Dear Source:
Bonnie Corbeil's commentary on "Together We Can" struck a chord with me. I grew up moving all over the country, including Japan, because my father was in the U.S. Army. Until I was in sixth grade, I knew nothing about we-them thinking. When children meet in military elementary schools, they know they won't be there more than two or three years. They make friends quickly and are eager to learn from each other about places where others have lived. In sixth grade, I was in a small city where no military children were in my grade. It was a shock to me. Outsiders were viewed as suspect, even the teacher pandered to the children of the movers and shakers of the community. Unfortunately, that was my introduction to what adults everywhere, not just the U.S. Virgin Islands, tended to do. They stuck to themselves, feared people from elsewhere, even if it were the next county, let alone the next state (or island).

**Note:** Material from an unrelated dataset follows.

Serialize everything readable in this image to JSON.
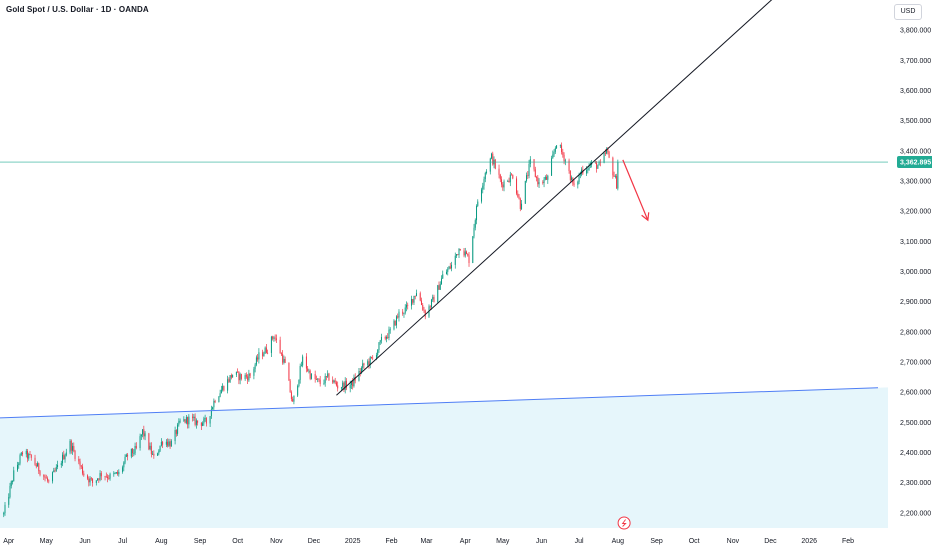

I guess, therefore, I should not have been shocked that a we-they mentality exists here. Optimist that I am, I really thought that a community which is as diverse as ours in the Virgin Islands wouldn't be like that. I still find it difficult to understand this narrow-mindedness. Whenever I meet an adult who grew up in the military, we bond before we find out that we have that in common. It is just that we learned from childhood to reach out to others regardless of their backgrounds.
In this century, more than ever before, we need to lean on each other regardless of pedigree. We live in a global community, for goodness sake. No single ethnic group, no single sex, no single religious group has all the answers. Together, we can find them. So, Virgin Islands, let's think more broadly and inclusively. To me that's what "Together We Can" means–not only our survival but our progress.